После этого Кирпичников произнес похвальное слово в адрес находящегося на излечении начальника политотдела полковника Ветлугина. Но чем больше он хвалил Ветлугина, тем меньше Балычев ему верил.
— Прошу вас, товарищ подполковник, прочесть мое донесение, — сказал Балычев.
— Ну, разумеется, — буркнул Кирпичников, пряча бумаги в стол. — А это можете забрать. — Он отделил чертежи от донесения и протянул их Балычеву.
Из всего разговора Балычев рассказал Ивану Алексеевичу и Жолудеву только то, что он заверил политотдел в готовности полка выполнить стоящую перед ним задачу.
— Так что не подведите… И не хмурься, Иван. И себе плохо делаешь, и людям.
— Мне уж об этом Жолудев толковал. Но откровенно скажу: невеселая у меня от этого дня памятка останется.
— А я тебе и не советую камаринскую плясать, — сказал Балычев. — Продолжай работать, доказывай свое. Это законное право офицера и коммуниста. И право и обязанность. Впереди теоретическая конференция. Подготовь выступление. Подумай как следует… И еще вот что, по-моему: не пожалей времени, возьмись за перо, сделай настоящую работу — напиши о Новинске…
— Что вы, товарищ подполковник, какой из меня писатель!
— Товарищ подполковник прав, трижды прав, — горячо вмешался Жолудев. — А что, в самом деле? Не боги горшки обжигают.
— Ну что, сдаешься? — спросил Балычев.
— Сдаюсь. Не уверен, что из этого получится, но… но сдаюсь. Попробую, товарищ подполковник. Обещаю.

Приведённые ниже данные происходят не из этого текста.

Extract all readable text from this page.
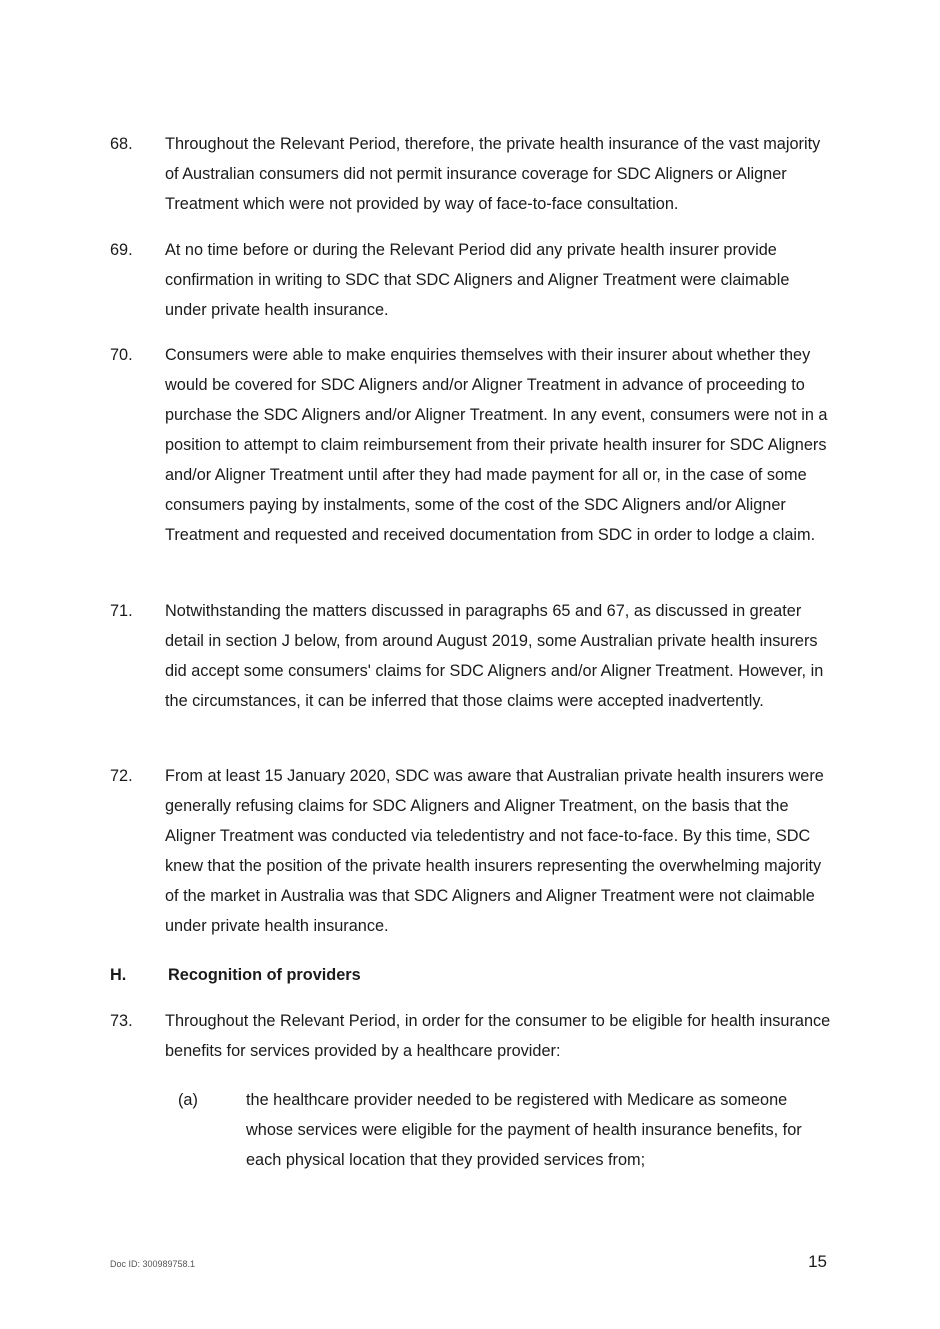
68.	Throughout the Relevant Period, therefore, the private health insurance of the vast majority of Australian consumers did not permit insurance coverage for SDC Aligners or Aligner Treatment which were not provided by way of face-to-face consultation.
69.	At no time before or during the Relevant Period did any private health insurer provide confirmation in writing to SDC that SDC Aligners and Aligner Treatment were claimable under private health insurance.
70.	Consumers were able to make enquiries themselves with their insurer about whether they would be covered for SDC Aligners and/or Aligner Treatment in advance of proceeding to purchase the SDC Aligners and/or Aligner Treatment. In any event, consumers were not in a position to attempt to claim reimbursement from their private health insurer for SDC Aligners and/or Aligner Treatment until after they had made payment for all or, in the case of some consumers paying by instalments, some of the cost of the SDC Aligners and/or Aligner Treatment and requested and received documentation from SDC in order to lodge a claim.
71.	Notwithstanding the matters discussed in paragraphs 65 and 67, as discussed in greater detail in section J below, from around August 2019, some Australian private health insurers did accept some consumers' claims for SDC Aligners and/or Aligner Treatment. However, in the circumstances, it can be inferred that those claims were accepted inadvertently.
72.	From at least 15 January 2020, SDC was aware that Australian private health insurers were generally refusing claims for SDC Aligners and Aligner Treatment, on the basis that the Aligner Treatment was conducted via teledentistry and not face-to-face. By this time, SDC knew that the position of the private health insurers representing the overwhelming majority of the market in Australia was that SDC Aligners and Aligner Treatment were not claimable under private health insurance.
H.	Recognition of providers
73.	Throughout the Relevant Period, in order for the consumer to be eligible for health insurance benefits for services provided by a healthcare provider:
(a)	the healthcare provider needed to be registered with Medicare as someone whose services were eligible for the payment of health insurance benefits, for each physical location that they provided services from;
Doc ID: 300989758.1	15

— Добьешься. Я в тебя верю.
На следующее утро Иван Алексеевич проснулся с ощущением чего-то нового в своей жизни. Все вокруг было как всегда — яркое и пестрое сентябрьское утро, красные стволы сосен и голос старшины роты, бойкий и даже немного развязный. И Жолудев, как всегда, внимательно слушал людей, и люди работали, как всегда, много и упорно (оборудование новых позиций сильно подвинулось за эти сутки) — все было таким же, как и всегда, но все уже было другим. Он почти физически ощущал на своих плечах
«Развенчанный король? — вспоминал Иван Алексеевич. — Нет, эта роль мне не подходит. Бороться за свое дело, драться за него. А такая возможность скоро представится, ведь после учений разбор, который, наверное, будет делать командир дивизии».